From a distance, he would have looked older.
Even in jeans and a faded black T-shirt, you could see the muscles tensing against the fabric of his sleeves. And the muscles not covered by his sleeves.
His hair, his eyes, the way he stood, and the way he moved—if she’d been single, she would have looked.
— — —
“New game,” Agent Locke said. “I point to the car, you tell me about the person who owns it.”
We’d been at the mall for three hours. I’d thought coming out to the parking lot had signaled the end of today’s training, but apparently I was wrong.
“That one, Cassie. Go.”
I opened my mouth, then shut it again. I was used to starting with people: their posture, the way they talked, their clothes, their occupations, their gender, the way they arranged a napkin on their lap—that was my language. Starting with a car was like flying blind.

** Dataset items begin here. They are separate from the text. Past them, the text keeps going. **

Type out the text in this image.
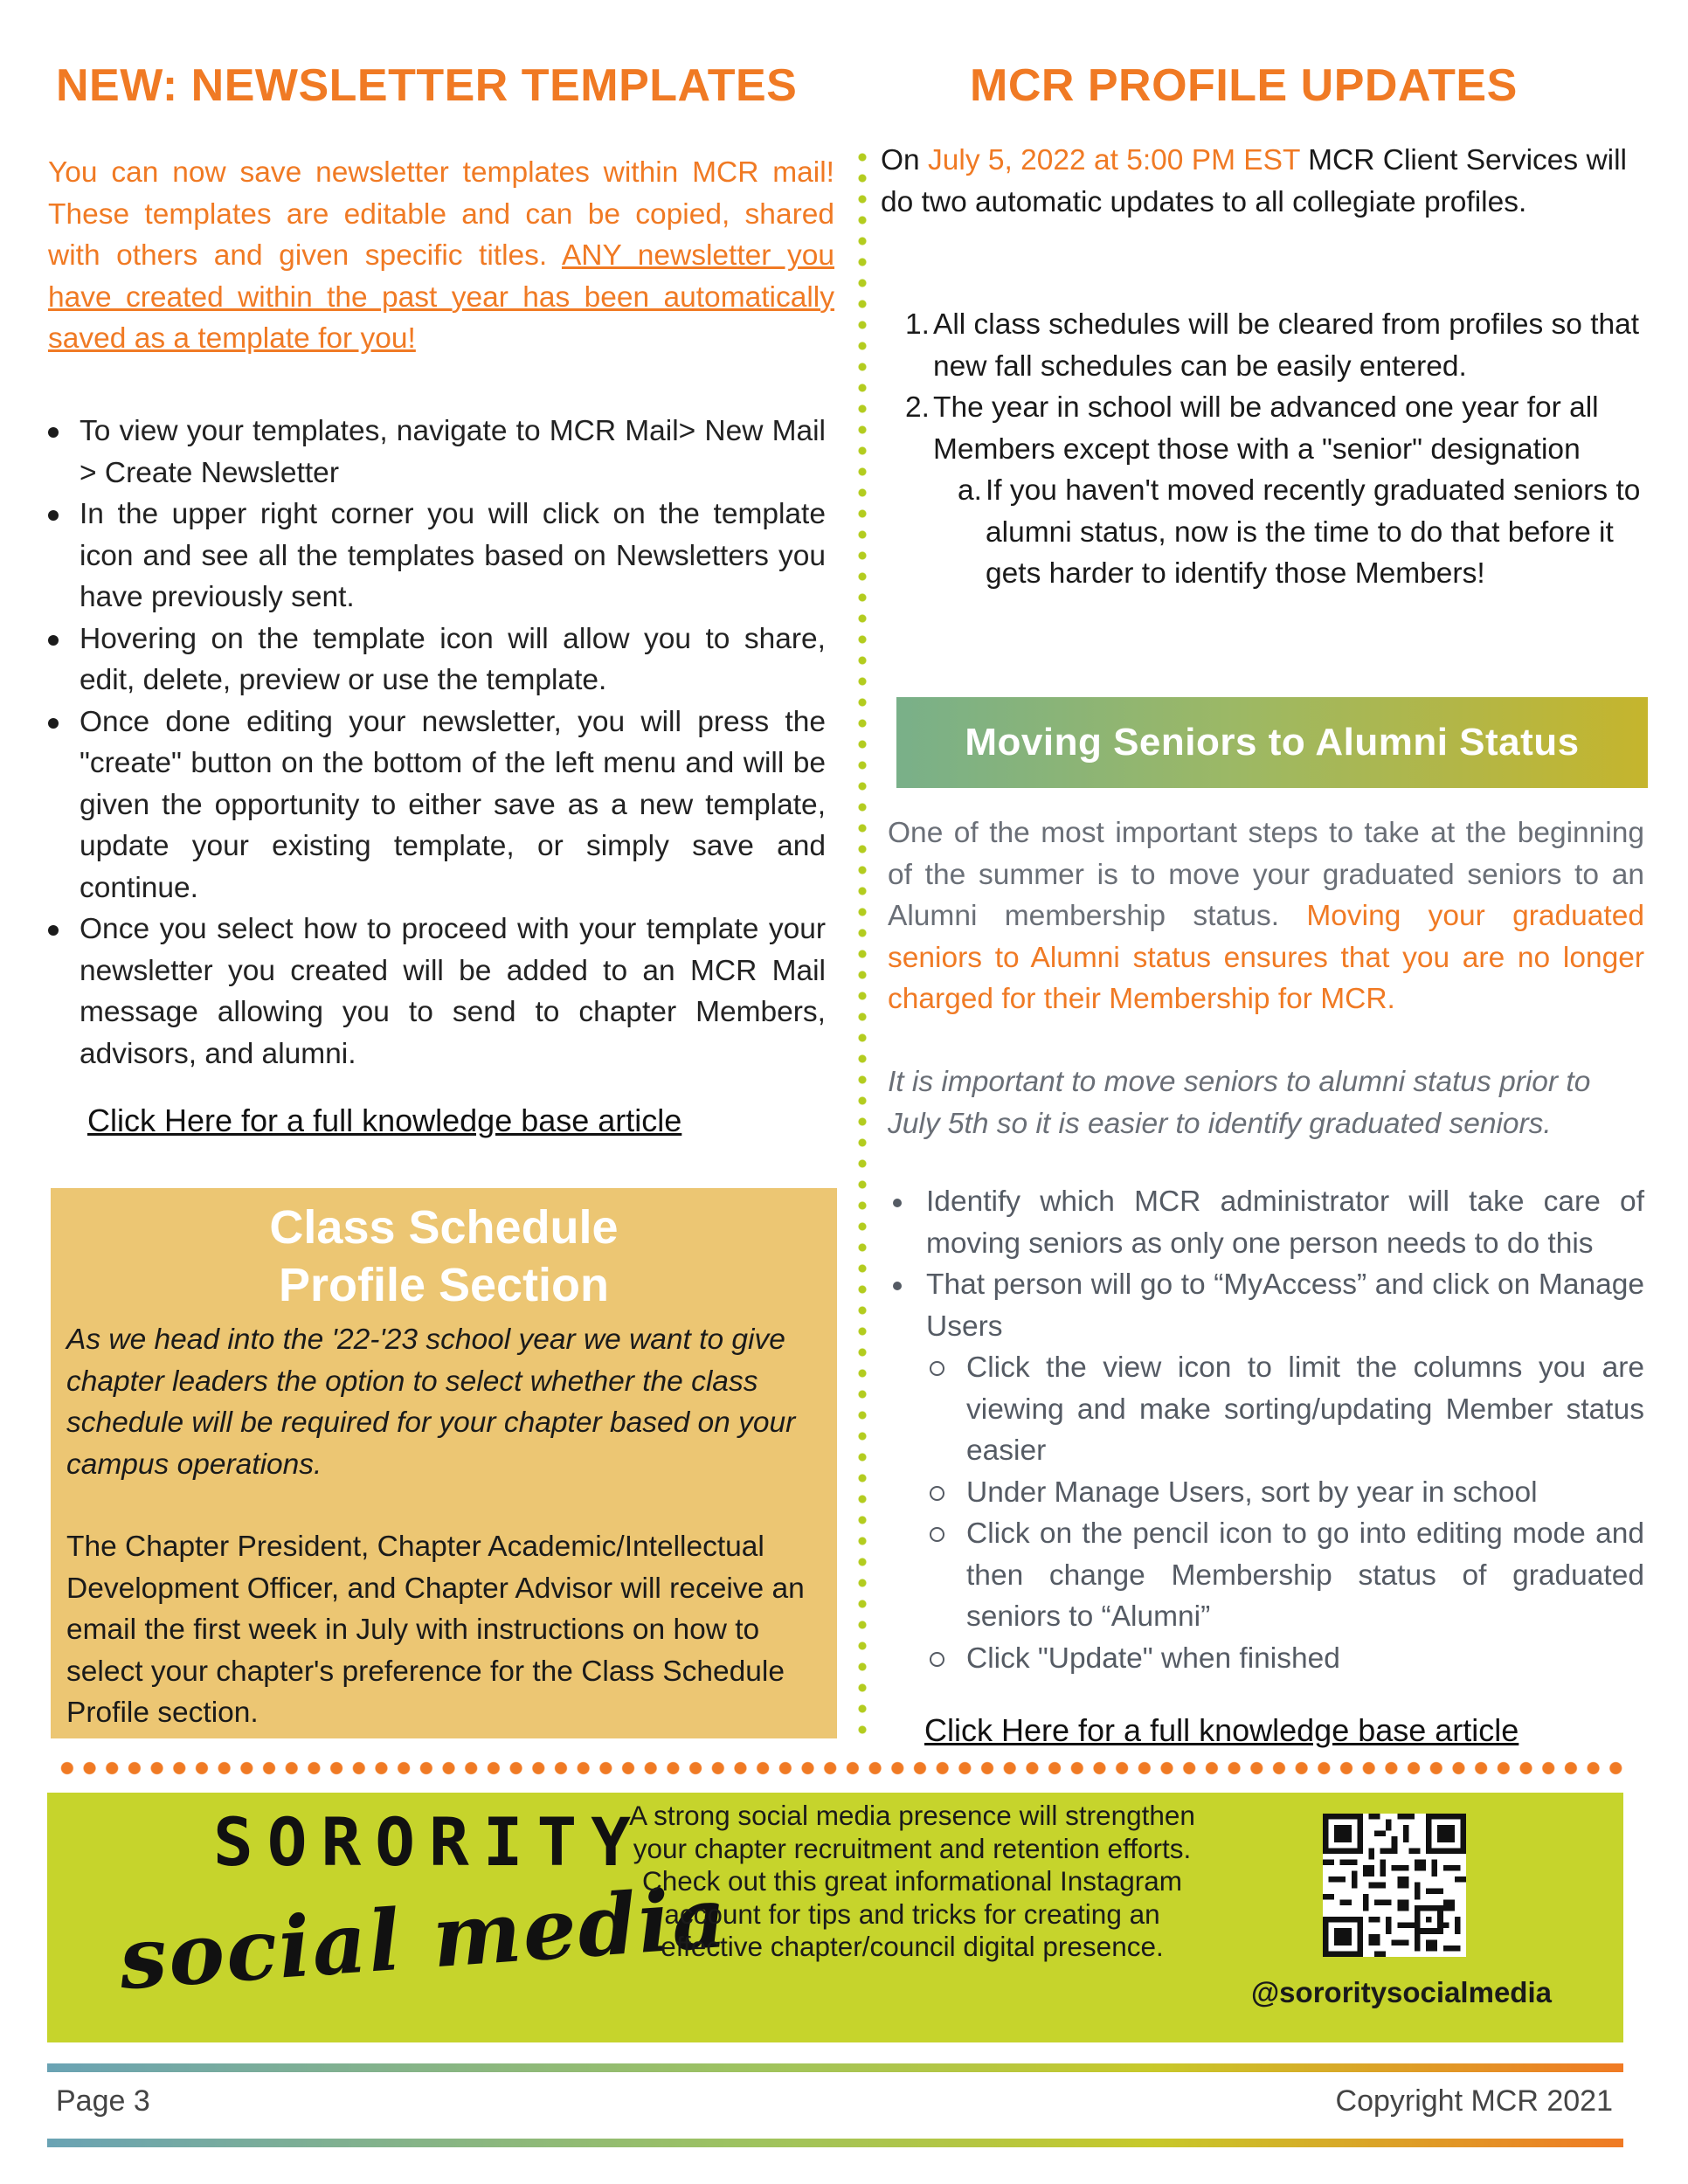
NEW: NEWSLETTER TEMPLATES	MCR PROFILE UPDATES
You can now save newsletter templates within MCR mail! These templates are editable and can be copied, shared with others and given specific titles. ANY newsletter you have created within the past year has been automatically saved as a template for you!
To view your templates, navigate to MCR Mail> New Mail > Create Newsletter
In the upper right corner you will click on the template icon and see all the templates based on Newsletters you have previously sent.
Hovering on the template icon will allow you to share, edit, delete, preview or use the template.
Once done editing your newsletter, you will press the "create" button on the bottom of the left menu and will be given the opportunity to either save as a new template, update your existing template, or simply save and continue.
Once you select how to proceed with your template your newsletter you created will be added to an MCR Mail message allowing you to send to chapter Members, advisors, and alumni.
Click Here for a full knowledge base article
Class Schedule
Profile Section
As we head into the '22-'23 school year we want to give chapter leaders the option to select whether the class schedule will be required for your chapter based on your campus operations.
The Chapter President, Chapter Academic/Intellectual Development Officer, and Chapter Advisor will receive an email the first week in July with instructions on how to select your chapter's preference for the Class Schedule Profile section.
On July 5, 2022 at 5:00 PM EST MCR Client Services will do two automatic updates to all collegiate profiles.
1. All class schedules will be cleared from profiles so that new fall schedules can be easily entered.
2. The year in school will be advanced one year for all Members except those with a "senior" designation
a. If you haven't moved recently graduated seniors to alumni status, now is the time to do that before it gets harder to identify those Members!
Moving Seniors to Alumni Status
One of the most important steps to take at the beginning of the summer is to move your graduated seniors to an Alumni membership status. Moving your graduated seniors to Alumni status ensures that you are no longer charged for their Membership for MCR.
It is important to move seniors to alumni status prior to July 5th so it is easier to identify graduated seniors.
Identify which MCR administrator will take care of moving seniors as only one person needs to do this
That person will go to “MyAccess” and click on Manage Users
Click the view icon to limit the columns you are viewing and make sorting/updating Member status easier
Under Manage Users, sort by year in school
Click on the pencil icon to go into editing mode and then change Membership status of graduated seniors to “Alumni”
Click "Update" when finished
Click Here for a full knowledge base article
SORORITY
social media
A strong social media presence will strengthen your chapter recruitment and retention efforts. Check out this great informational Instagram account for tips and tricks for creating an effective chapter/council digital presence.
@sororitysocialmedia
Page 3	Copyright MCR 2021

“In our line of work,” Agent Locke told me as I stared at a white Acura, debating whether it belonged to a shopper or someone who worked at the mall, “you don’t get to meet the suspect before you profile the crime. You go to the scene and you rebuild what happened. You take physical evidence, you turn it into behavior, and then you try to narrow down the range of suspects. You don’t know if you’re looking for a man or a woman, a teenager or an old man. You know how they killed, but you don’t know why. You know how they left the body, but you have to figure out how they found the victim.” She paused. “So, Cassie. Who owns this car?”